Here's a great thread on the whole "nice guy" myth:
http://messageboards.ivillage.com/n/mb/message.asp?webtag=iv-rlunderstand&msg=8195.1&ctx=0
http://www.beliefnet.com/story/46/story_4620_1.html
My opinion is that women prefer assertive men to doormats. Don't know if this fellow is a doormat but if so he will need to find himself one of those take-charge type ladies who likes a man she can walk all over! Don't worry...they're out there! Iri
What do you think? He sounds like a great guy to me. Why wouldn't you be interested in him?
What he can do is still remain a "nice guy" so that another "nice girl" will find him someday. But he should stop putting time and effort into the wrong type of girl. He should give certain aspects of himself only when he feels that his object of affection deserves them. He shouldn't be so eager to please unless his girlfriend is!
We all want someone who challenges us, keeps us on our toes, a bit... who has his own agenda... who doesn't "give in" all the time... someone who is self-confident. That doesn't mean he has to be a "bad" boy! As a matter of fact, I run FAR away from guys who can't be trusted, relied upon, or who feel compelled to have sex with as many women as possible, simultaneously.
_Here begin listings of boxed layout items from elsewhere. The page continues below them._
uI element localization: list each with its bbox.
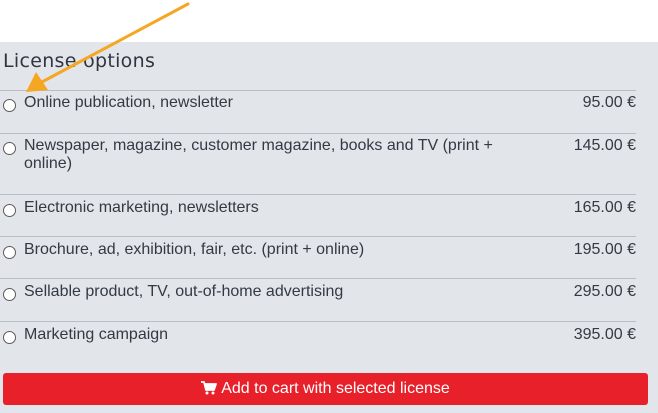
radio-button[interactable]: [3, 288, 16, 301]
section-title: License options: [3, 50, 156, 72]
radio-button[interactable]: [3, 204, 16, 217]
option-label: Marketing campaign: [24, 326, 169, 343]
option-price: 165.00 €: [573, 199, 636, 216]
divider: [0, 278, 636, 279]
add-to-cart-label: Add to cart with selected license: [221, 380, 450, 397]
radio-button[interactable]: [3, 246, 16, 259]
option-price: 295.00 €: [573, 283, 636, 300]
license-options-panel: License options Online publication, news…: [0, 42, 658, 413]
radio-button[interactable]: [3, 99, 16, 112]
shopping-cart-icon: [201, 381, 218, 395]
option-label: Electronic marketing, newsletters: [24, 199, 259, 216]
radio-button[interactable]: [3, 142, 16, 155]
option-price: 395.00 €: [573, 326, 636, 343]
option-price: 195.00 €: [573, 241, 636, 258]
divider: [0, 90, 636, 91]
add-to-cart-button[interactable]: Add to cart with selected license: [3, 373, 648, 405]
option-label: Newspaper, magazine, customer magazine, …: [24, 137, 493, 172]
radio-button[interactable]: [3, 331, 16, 344]
divider: [0, 133, 636, 134]
option-label: Sellable product, TV, out-of-home advert…: [24, 283, 344, 300]
divider: [0, 194, 636, 195]
option-label: Brochure, ad, exhibition, fair, etc. (pr…: [24, 241, 365, 258]
option-price: 95.00 €: [582, 94, 636, 111]
divider: [0, 321, 636, 322]
option-price: 145.00 €: [573, 137, 636, 154]
option-label: Online publication, newsletter: [24, 94, 234, 111]
divider: [0, 236, 636, 237]
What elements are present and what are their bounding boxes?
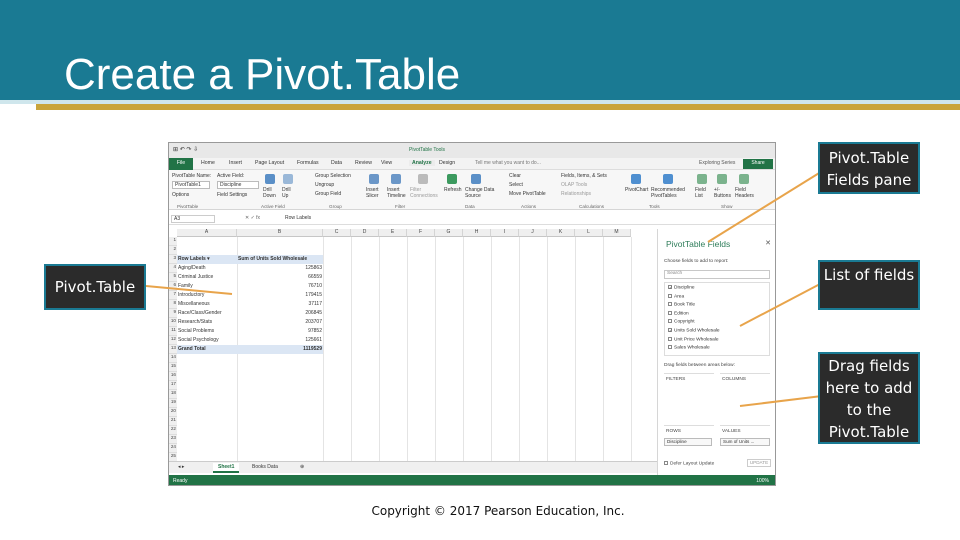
callout-pivot: Pivot.Table	[44, 264, 146, 310]
callout-drag: Drag fields here to add to the Pivot.Tab…	[818, 352, 920, 444]
leader-fields-pane	[707, 169, 825, 243]
copyright-text: Copyright © 2017 Pearson Education, Inc.	[371, 504, 625, 518]
leader-drag	[739, 395, 823, 407]
callout-list: List of fields	[818, 260, 920, 310]
leader-list	[739, 283, 821, 327]
leader-pivot	[145, 285, 233, 295]
callout-fields-pane: Pivot.Table Fields pane	[818, 142, 920, 194]
slide: Create a Pivot.Table ⊞ ↶ ↷ ⇩ PivotTable …	[0, 0, 960, 540]
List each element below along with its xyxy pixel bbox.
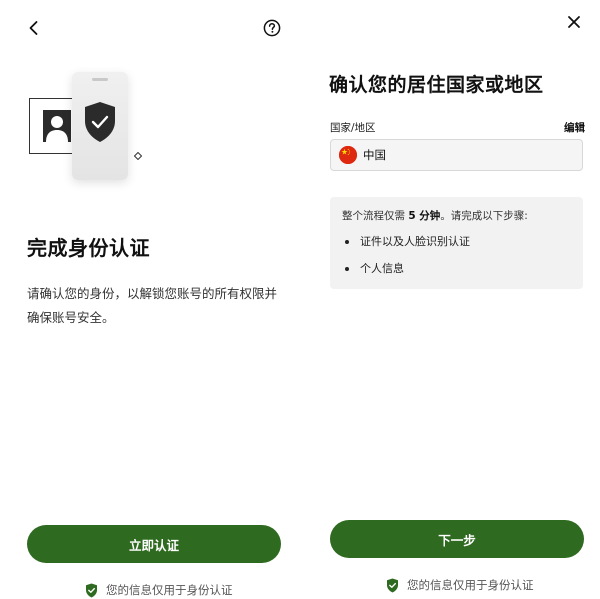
privacy-note: 您的信息仅用于身份认证 bbox=[85, 582, 233, 598]
steps-list: 证件以及人脸识别认证 个人信息 bbox=[342, 234, 571, 276]
country-field[interactable]: 中国 bbox=[330, 139, 583, 171]
next-step-button[interactable]: 下一步 bbox=[330, 520, 584, 558]
phone-notch bbox=[92, 78, 108, 81]
shield-check-icon bbox=[387, 578, 398, 592]
page-title: 确认您的居住国家或地区 bbox=[329, 74, 544, 96]
page-title: 完成身份认证 bbox=[27, 236, 150, 260]
page-description: 请确认您的身份，以解锁您账号的所有权限并确保账号安全。 bbox=[27, 286, 278, 325]
identity-intro-panel: 完成身份认证 请确认您的身份，以解锁您账号的所有权限并确保账号安全。 立即认证 … bbox=[0, 0, 300, 599]
country-field-label: 国家/地区 bbox=[330, 122, 376, 134]
china-flag-icon bbox=[339, 146, 357, 164]
verify-now-button[interactable]: 立即认证 bbox=[27, 525, 281, 563]
screen: 完成身份认证 请确认您的身份，以解锁您账号的所有权限并确保账号安全。 立即认证 … bbox=[0, 0, 600, 599]
steps-intro-prefix: 整个流程仅需 bbox=[342, 210, 409, 222]
country-name: 中国 bbox=[363, 148, 386, 162]
close-icon bbox=[568, 16, 580, 28]
back-button[interactable] bbox=[22, 16, 46, 40]
steps-duration: 5 分钟 bbox=[408, 210, 441, 222]
help-button[interactable] bbox=[260, 16, 284, 40]
shield-check-icon bbox=[85, 102, 115, 142]
sparkle-icon bbox=[134, 152, 142, 160]
privacy-note: 您的信息仅用于身份认证 bbox=[386, 577, 534, 593]
identity-illustration bbox=[26, 70, 156, 185]
residence-confirm-panel: 确认您的居住国家或地区 国家/地区 编辑 中国 整个流程仅需 5 分钟。请完成以… bbox=[300, 0, 600, 599]
person-portrait-icon bbox=[43, 110, 71, 142]
edit-link[interactable]: 编辑 bbox=[564, 120, 585, 135]
privacy-note-text: 您的信息仅用于身份认证 bbox=[106, 583, 233, 597]
list-item: 个人信息 bbox=[342, 261, 571, 276]
privacy-note-text: 您的信息仅用于身份认证 bbox=[407, 578, 534, 592]
steps-intro: 整个流程仅需 5 分钟。请完成以下步骤: bbox=[342, 208, 571, 224]
question-circle-icon bbox=[263, 19, 281, 37]
steps-intro-suffix: 。请完成以下步骤: bbox=[440, 210, 528, 222]
chevron-left-icon bbox=[29, 21, 38, 35]
steps-info-box: 整个流程仅需 5 分钟。请完成以下步骤: 证件以及人脸识别认证 个人信息 bbox=[330, 197, 583, 289]
phone-graphic bbox=[72, 72, 128, 180]
shield-check-icon bbox=[86, 583, 97, 597]
list-item: 证件以及人脸识别认证 bbox=[342, 234, 571, 249]
close-button[interactable] bbox=[562, 10, 586, 34]
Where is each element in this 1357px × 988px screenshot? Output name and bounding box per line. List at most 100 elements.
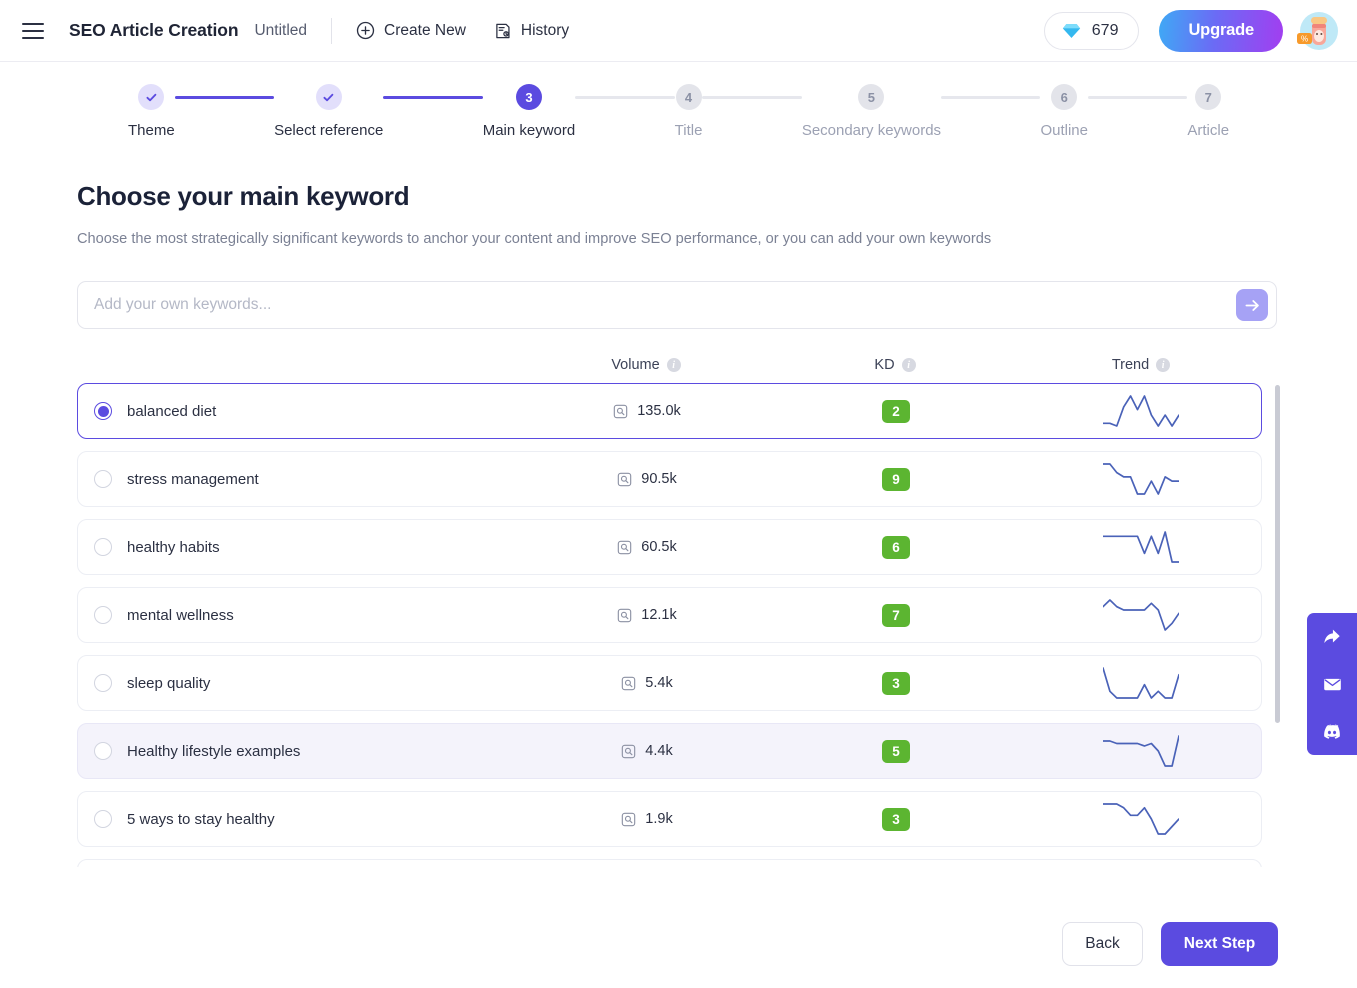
list-scrollbar[interactable] bbox=[1275, 385, 1280, 865]
table-row[interactable]: sleep quality5.4k3 bbox=[77, 655, 1262, 711]
column-volume: Volume i bbox=[522, 357, 770, 373]
info-icon[interactable]: i bbox=[667, 358, 681, 372]
submit-keyword-button[interactable] bbox=[1236, 289, 1268, 321]
column-kd: KD i bbox=[770, 357, 1020, 373]
create-new-button[interactable]: Create New bbox=[356, 21, 466, 40]
share-icon[interactable] bbox=[1320, 625, 1344, 649]
keyword-label: healthy habits bbox=[127, 539, 220, 556]
gem-icon bbox=[1062, 23, 1081, 39]
table-row[interactable] bbox=[77, 859, 1262, 867]
step-label: Title bbox=[675, 122, 703, 139]
step-circle: 3 bbox=[516, 84, 542, 110]
stepper-step-select-reference[interactable]: Select reference bbox=[274, 84, 383, 139]
email-icon[interactable] bbox=[1320, 672, 1344, 696]
search-volume-icon bbox=[617, 608, 632, 623]
column-kd-label: KD bbox=[874, 357, 894, 373]
keyword-radio[interactable] bbox=[94, 402, 112, 420]
history-label: History bbox=[521, 22, 569, 40]
trend-sparkline bbox=[1103, 462, 1179, 496]
main-content: Choose your main keyword Choose the most… bbox=[0, 181, 1357, 867]
stepper-step-secondary-keywords[interactable]: 5Secondary keywords bbox=[802, 84, 941, 139]
keyword-radio[interactable] bbox=[94, 674, 112, 692]
page-title: SEO Article Creation bbox=[69, 20, 238, 41]
stepper-step-title[interactable]: 4 Title bbox=[675, 84, 703, 139]
volume-cell: 4.4k bbox=[523, 743, 771, 759]
keyword-radio[interactable] bbox=[94, 810, 112, 828]
avatar[interactable]: % bbox=[1297, 11, 1337, 51]
history-icon bbox=[494, 22, 512, 40]
stepper-step-main-keyword[interactable]: 3Main keyword bbox=[483, 84, 576, 139]
table-row[interactable]: balanced diet 135.0k 2 bbox=[77, 383, 1262, 439]
volume-value: 135.0k bbox=[637, 403, 681, 419]
table-row[interactable]: 5 ways to stay healthy1.9k3 bbox=[77, 791, 1262, 847]
keyword-cell: balanced diet bbox=[78, 402, 523, 420]
step-circle: 7 bbox=[1195, 84, 1221, 110]
trend-sparkline bbox=[1103, 666, 1179, 700]
step-circle bbox=[316, 84, 342, 110]
keyword-radio[interactable] bbox=[94, 742, 112, 760]
create-new-label: Create New bbox=[384, 22, 466, 40]
section-subtitle: Choose the most strategically significan… bbox=[77, 229, 1280, 249]
keyword-label: stress management bbox=[127, 471, 259, 488]
table-row[interactable]: stress management90.5k9 bbox=[77, 451, 1262, 507]
table-row[interactable]: Healthy lifestyle examples 4.4k 5 bbox=[77, 723, 1262, 779]
table-row[interactable]: healthy habits60.5k6 bbox=[77, 519, 1262, 575]
volume-value: 4.4k bbox=[645, 743, 672, 759]
step-label: Secondary keywords bbox=[802, 122, 941, 139]
table-header: Volume i KD i Trend i bbox=[77, 355, 1280, 375]
kd-badge: 3 bbox=[882, 808, 910, 831]
volume-cell: 90.5k bbox=[523, 471, 771, 487]
keyword-input[interactable] bbox=[77, 281, 1277, 329]
keyword-cell: stress management bbox=[78, 470, 523, 488]
keyword-label: Healthy lifestyle examples bbox=[127, 743, 300, 760]
column-trend: Trend i bbox=[1020, 357, 1262, 373]
column-volume-label: Volume bbox=[611, 357, 659, 373]
volume-value: 90.5k bbox=[641, 471, 676, 487]
next-step-button[interactable]: Next Step bbox=[1161, 922, 1278, 966]
stepper-step-article[interactable]: 7Article bbox=[1187, 84, 1229, 139]
volume-value: 60.5k bbox=[641, 539, 676, 555]
keyword-radio[interactable] bbox=[94, 606, 112, 624]
keyword-cell: Healthy lifestyle examples bbox=[78, 742, 523, 760]
credits-button[interactable]: 679 bbox=[1044, 12, 1140, 50]
stepper-step-outline[interactable]: 6Outline bbox=[1040, 84, 1088, 139]
history-button[interactable]: History bbox=[494, 22, 569, 40]
trend-cell bbox=[1021, 598, 1261, 632]
trend-sparkline bbox=[1103, 734, 1179, 768]
keyword-cell: healthy habits bbox=[78, 538, 523, 556]
step-circle: 4 bbox=[676, 84, 702, 110]
keyword-radio[interactable] bbox=[94, 538, 112, 556]
keyword-cell: 5 ways to stay healthy bbox=[78, 810, 523, 828]
table-row[interactable]: mental wellness12.1k7 bbox=[77, 587, 1262, 643]
scrollbar-thumb[interactable] bbox=[1275, 385, 1280, 723]
stepper-step-theme[interactable]: Theme bbox=[128, 84, 175, 139]
kd-cell: 5 bbox=[771, 740, 1021, 763]
search-volume-icon bbox=[621, 812, 636, 827]
search-volume-icon bbox=[621, 676, 636, 691]
kd-badge: 2 bbox=[882, 400, 910, 423]
keyword-radio[interactable] bbox=[94, 470, 112, 488]
header-right: 679 Upgrade % bbox=[1044, 10, 1337, 52]
back-button[interactable]: Back bbox=[1062, 922, 1143, 966]
svg-text:%: % bbox=[1301, 34, 1308, 43]
info-icon[interactable]: i bbox=[902, 358, 916, 372]
trend-cell bbox=[1021, 734, 1261, 768]
step-circle bbox=[138, 84, 164, 110]
app-header: SEO Article Creation Untitled Create New… bbox=[0, 0, 1357, 62]
kd-badge: 3 bbox=[882, 672, 910, 695]
stepper-connector bbox=[702, 96, 801, 99]
discord-icon[interactable] bbox=[1320, 719, 1344, 743]
trend-cell bbox=[1021, 394, 1261, 428]
upgrade-button[interactable]: Upgrade bbox=[1159, 10, 1283, 52]
hamburger-icon[interactable] bbox=[22, 18, 48, 44]
kd-cell: 7 bbox=[771, 604, 1021, 627]
trend-sparkline bbox=[1103, 802, 1179, 836]
keyword-list: balanced diet 135.0k 2 stress management 90.… bbox=[77, 383, 1280, 867]
stepper-connector bbox=[575, 96, 674, 99]
volume-cell: 12.1k bbox=[523, 607, 771, 623]
document-title[interactable]: Untitled bbox=[254, 22, 307, 40]
volume-value: 12.1k bbox=[641, 607, 676, 623]
info-icon[interactable]: i bbox=[1156, 358, 1170, 372]
trend-cell bbox=[1021, 530, 1261, 564]
kd-badge: 7 bbox=[882, 604, 910, 627]
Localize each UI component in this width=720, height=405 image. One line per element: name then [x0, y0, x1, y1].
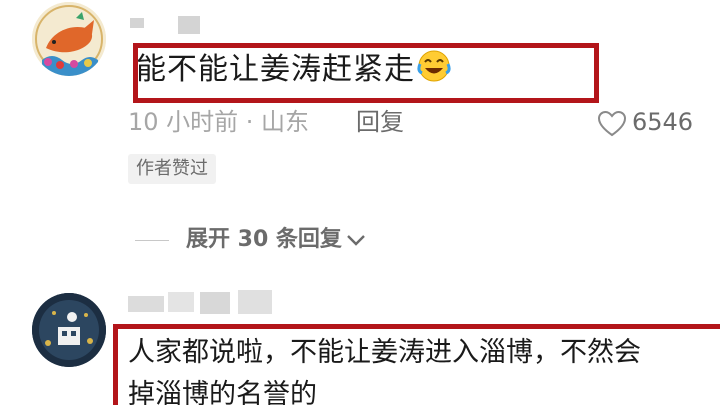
username-redacted — [238, 290, 272, 314]
reply-button[interactable]: 回复 — [356, 106, 404, 138]
username-redacted — [128, 296, 164, 312]
heart-icon[interactable] — [598, 111, 626, 137]
night-scene-avatar-icon — [32, 293, 106, 367]
highlight-box — [133, 43, 599, 103]
avatar[interactable] — [32, 293, 106, 367]
expand-replies-label: 展开 30 条回复 — [186, 227, 342, 252]
avatar[interactable] — [32, 2, 106, 76]
comment-meta: 10 小时前 · 山东 — [128, 108, 310, 136]
chevron-down-icon — [347, 235, 365, 246]
expand-replies-button[interactable]: 展开 30 条回复 — [186, 224, 366, 256]
like-count: 6546 — [632, 108, 694, 136]
username-redacted — [200, 292, 230, 314]
username-redacted — [130, 18, 144, 28]
comment-section: 能不能让姜涛赶紧走 10 小时前 · 山东 回复 6546 作者赞过 展开 30… — [0, 0, 720, 405]
username-redacted — [168, 292, 194, 312]
username-redacted — [178, 16, 200, 34]
author-liked-badge: 作者赞过 — [128, 154, 216, 184]
highlight-box — [113, 324, 720, 405]
koi-fish-avatar-icon — [32, 2, 106, 76]
divider — [135, 240, 169, 241]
Guys who think it's OK to hurt or neglect me DO NOT interest me at all.
I am also not interested in some LOSER guy with no job and no ambition, or somebody who is into illegal things. That's MY definition of a bad boy, and I want no parts of him.
Bottom line: I think some women find the bad boy type intriguing and exciting, for a minute. But a mature woman with a healthy dose of self esteem will not stay with a bad boy for long. He's kind of like an really scary amusement park ride... kind of fun for a minute, but you're glad when the ride is over and you made it out in one piece!
Some woman like a man who is rugged, rides a Harley so to speak, lives on the edge, etc. primarily because there is some aspect of excitement involved. Not that a nice guy can't be exciting, but rather they are too accomodating to women taking all the allure and intrique away. I would say most woman who date a bad boy rarely settle down with them and if they do it doesn't last, because by then the woman is now wanting all the things a nice guy possesses. So I would convey to your Italian Stallion that his time will come and a woman will see his gifted qualities for what they truly are. If he changes, he would only find love most likely temporarily.
But to admit, I fall for more assertive guys.
I wouldn't take the stuff about blonde surfer girls too seriously. At one time, I thought I didn't care for blondes. Then I fell for one harder than I'd ever fallen before!